PREMIÈRE SECTION
DÉCISION
Requête no 25113/06
Addolorata FISCHETTO et FORTE
contre l’Italie
La Cour européenne des droits de l’homme (première section), siégeant le 15 décembre 2015 en un comité composé de :
Päivi Hirvelä, présidente,
Kristina Pardalos,
Robert Spano, juges,
et de André Wampach, greffier adjoint de section,
Vu la requête susmentionnée introduite le 15 juin 2006,
Vu les déclarations formelles d’acceptation d’un règlement amiable de l’affaire,
Après en avoir délibéré, rend la décision suivante :
FAITS ET PROCÉDURE
Les requérantes, Mmes Addolorata Fischetto et Antonia, Rosa, Rita, Maria et Stefania Forte, sont des ressortissantes italiennes, nées respectivement en 1914, 1945, 1952, 1947, 1943 et 1954 et résidant à Brindisi.

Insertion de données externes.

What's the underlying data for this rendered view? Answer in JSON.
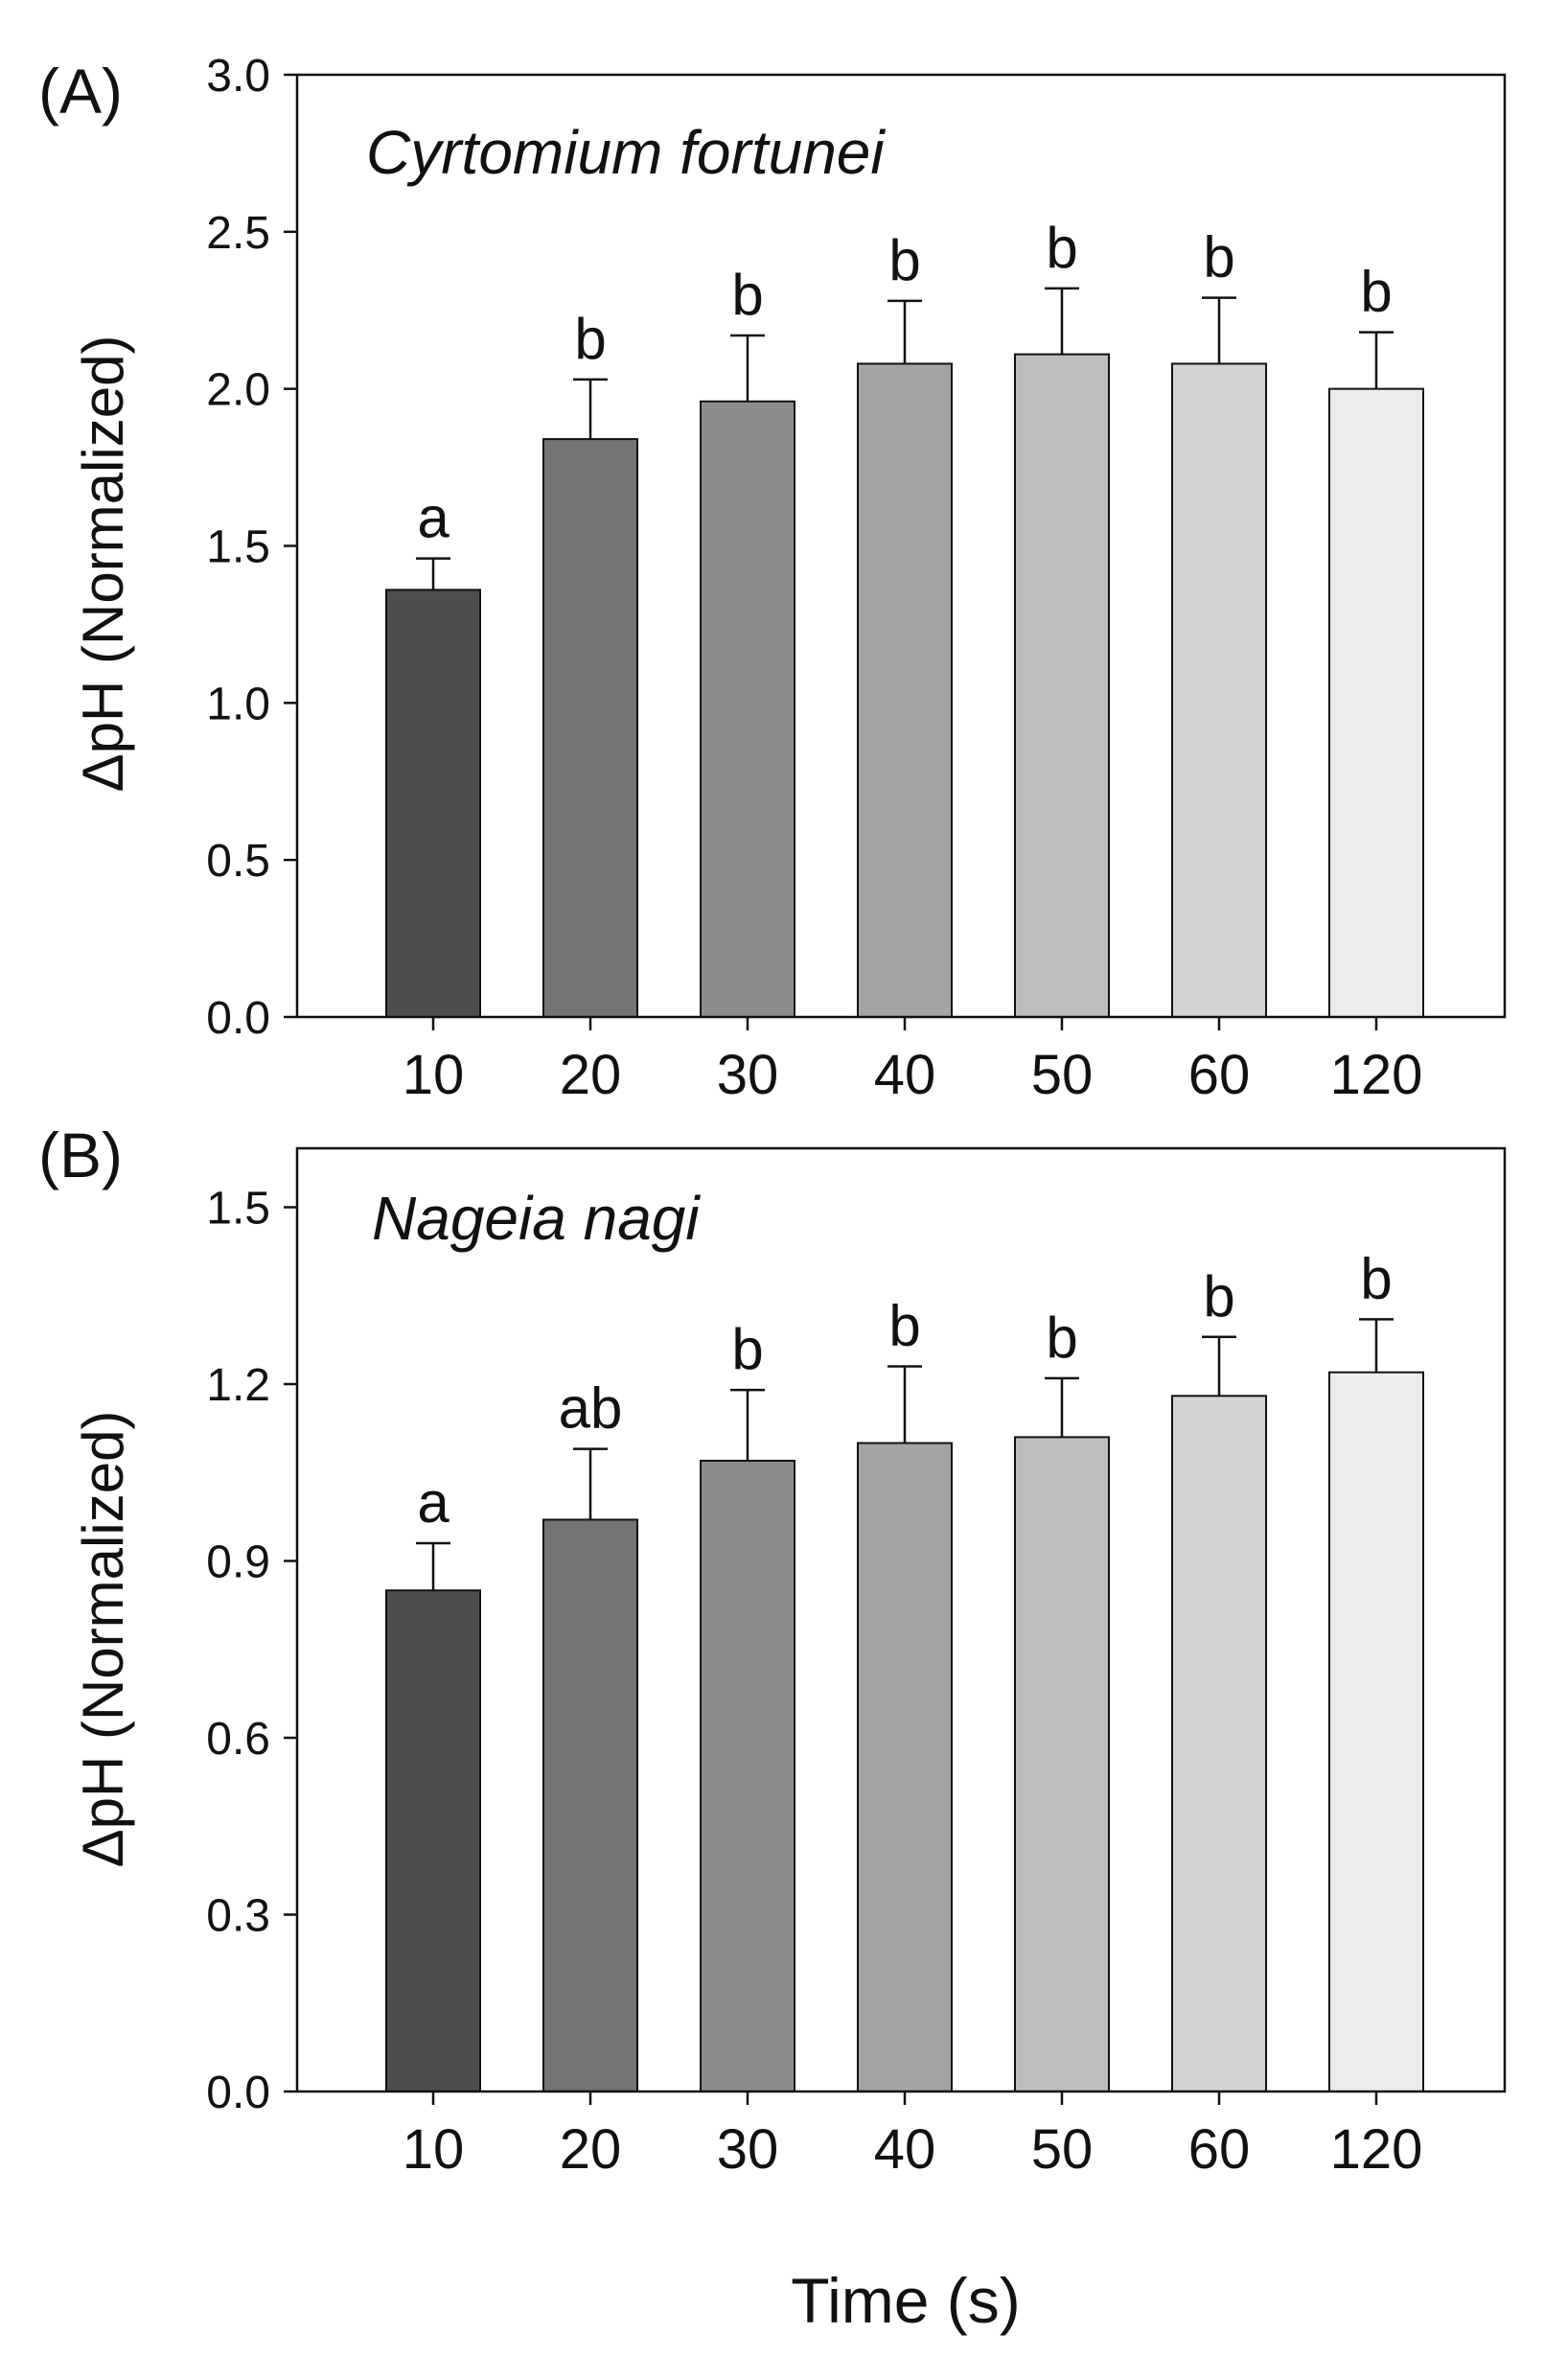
{
  "chart_data": [
    {
      "type": "bar",
      "panel_label": "(A)",
      "title": "Cyrtomium fortunei",
      "xlabel": "Time (s)",
      "ylabel": "ΔpH (Normalized)",
      "categories": [
        "10",
        "20",
        "30",
        "40",
        "50",
        "60",
        "120"
      ],
      "values": [
        1.36,
        1.84,
        1.96,
        2.08,
        2.11,
        2.08,
        2.0
      ],
      "errors": [
        0.1,
        0.19,
        0.21,
        0.2,
        0.21,
        0.21,
        0.18
      ],
      "significance_letters": [
        "a",
        "b",
        "b",
        "b",
        "b",
        "b",
        "b"
      ],
      "ylim": [
        0,
        3.0
      ],
      "yticks": [
        0,
        0.5,
        1.0,
        1.5,
        2.0,
        2.5,
        3.0
      ],
      "ytick_labels": [
        "0.0",
        "0.5",
        "1.0",
        "1.5",
        "2.0",
        "2.5",
        "3.0"
      ],
      "colors": [
        "#4d4d4d",
        "#727372",
        "#8c8c8c",
        "#a4a4a4",
        "#bdbdbd",
        "#d4d4d4",
        "#ececec"
      ]
    },
    {
      "type": "bar",
      "panel_label": "(B)",
      "title": "Nageia nagi",
      "xlabel": "Time (s)",
      "ylabel": "ΔpH (Normalized)",
      "categories": [
        "10",
        "20",
        "30",
        "40",
        "50",
        "60",
        "120"
      ],
      "values": [
        0.85,
        0.97,
        1.07,
        1.1,
        1.11,
        1.18,
        1.22
      ],
      "errors": [
        0.08,
        0.12,
        0.12,
        0.13,
        0.1,
        0.1,
        0.09
      ],
      "significance_letters": [
        "a",
        "ab",
        "b",
        "b",
        "b",
        "b",
        "b"
      ],
      "ylim": [
        0,
        1.6
      ],
      "yticks": [
        0,
        0.3,
        0.6,
        0.9,
        1.2,
        1.5
      ],
      "ytick_labels": [
        "0.0",
        "0.3",
        "0.6",
        "0.9",
        "1.2",
        "1.5"
      ],
      "colors": [
        "#4d4d4d",
        "#727372",
        "#8c8c8c",
        "#a4a4a4",
        "#bdbdbd",
        "#d4d4d4",
        "#ececec"
      ]
    }
  ],
  "shared_xlabel": "Time (s)"
}
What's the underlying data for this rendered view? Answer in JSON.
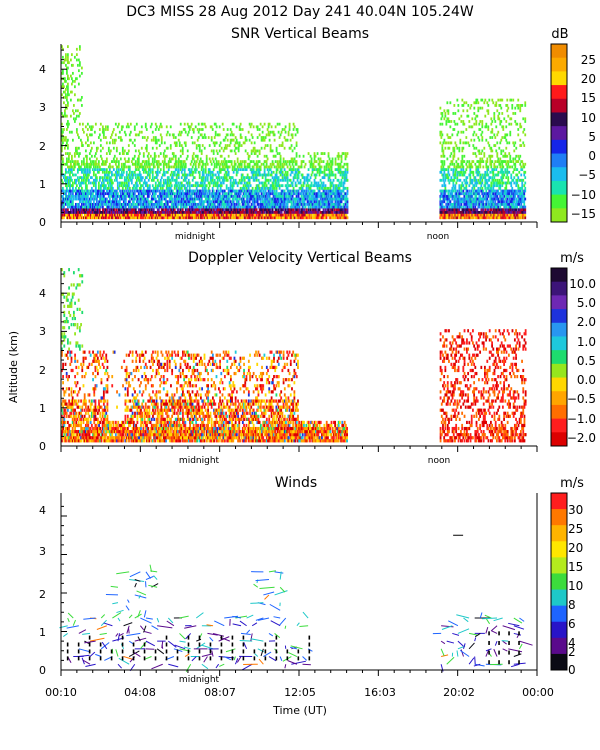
{
  "figure": {
    "title": "DC3 MISS  28 Aug 2012 Day 241 40.04N 105.24W",
    "xlabel": "Time (UT)",
    "ylabel": "Altitude (km)"
  },
  "chart_data": [
    {
      "type": "heatmap",
      "title": "SNR Vertical Beams",
      "colorbar_unit": "dB",
      "colorbar_ticks": [
        "25",
        "20",
        "15",
        "10",
        "5",
        "0",
        "−5",
        "−10",
        "−15"
      ],
      "colorbar_colors": [
        "#f08c00",
        "#fcaa00",
        "#ffd800",
        "#ff1a1a",
        "#b80028",
        "#2a0b4e",
        "#5c18a0",
        "#1525e8",
        "#1f7ef5",
        "#1abcee",
        "#19e3b0",
        "#45f535",
        "#8fe81f"
      ],
      "yticks": [
        "0",
        "1",
        "2",
        "3",
        "4"
      ],
      "ylim": [
        0,
        4.7
      ],
      "xlim_hours": [
        0.1667,
        24
      ],
      "markers": [
        "midnight",
        "noon"
      ],
      "data_gap_hours": [
        14.5,
        19.1
      ],
      "sample_max_altitude_km": 2.6
    },
    {
      "type": "heatmap",
      "title": "Doppler Velocity Vertical Beams",
      "colorbar_unit": "m/s",
      "colorbar_ticks": [
        "10.0",
        "5.0",
        "2.0",
        "1.0",
        "0.5",
        "0.0",
        "−0.5",
        "−1.0",
        "−2.0"
      ],
      "colorbar_colors": [
        "#1e0a32",
        "#3c1478",
        "#6e28b4",
        "#1e32dc",
        "#2896f0",
        "#1ec8dc",
        "#1edc6e",
        "#96e61e",
        "#ffd700",
        "#ffa500",
        "#ff6e00",
        "#ff1e1e",
        "#dc0000"
      ],
      "yticks": [
        "0",
        "1",
        "2",
        "3",
        "4"
      ],
      "ylim": [
        0,
        4.7
      ],
      "xlim_hours": [
        0.1667,
        24
      ],
      "markers": [
        "midnight",
        "noon"
      ],
      "data_gap_hours": [
        14.5,
        19.1
      ],
      "sample_max_altitude_km": 2.5
    },
    {
      "type": "scatter",
      "title": "Winds",
      "colorbar_unit": "m/s",
      "colorbar_ticks": [
        "30",
        "25",
        "20",
        "15",
        "10",
        "8",
        "6",
        "4",
        "2",
        "0"
      ],
      "colorbar_colors": [
        "#ff1e1e",
        "#ff7800",
        "#ffb400",
        "#ffe600",
        "#b4eb1e",
        "#3cdc3c",
        "#1ec8c8",
        "#1e64ff",
        "#2814c8",
        "#5a0a8c",
        "#0a0a14"
      ],
      "yticks": [
        "0",
        "1",
        "2",
        "3",
        "4"
      ],
      "ylim": [
        0,
        4.4
      ],
      "xticks": [
        "00:10",
        "04:08",
        "08:07",
        "12:05",
        "16:03",
        "20:02",
        "00:00"
      ],
      "xlim_hours": [
        0.1667,
        24
      ],
      "markers": [
        "midnight"
      ],
      "sample_max_altitude_km": 2.6
    }
  ]
}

Après le décès de Mme Fischetto le 19 novembre 2006, les autres requérantes ont poursuivi la procédure aussi en tant qu’héritières de la défunte. Elles ont été représentées devant la Cour par Me G. Mengoli, avocat à Bologne.
Le gouvernement italien (« le Gouvernement ») a été représenté par son agente, Mme E. Spatafora et sa co‑agente Mme P. Accardo.
Invoquant les articles 1 du Protocole no 1 et 6 § 1 de la Convention, les requérantes se plaignaient d’avoir été privées de leur terrain de manière incompatible avec leur droit au respect de leurs biens ainsi que de l’iniquité de la procédure.
La requête avait été communiquée au Gouvernement sous l’angle de l’article 1 du Protocole no 1 et également sous l’angle de l’article 6 § 1 de la Convention (droit à un procès équitable).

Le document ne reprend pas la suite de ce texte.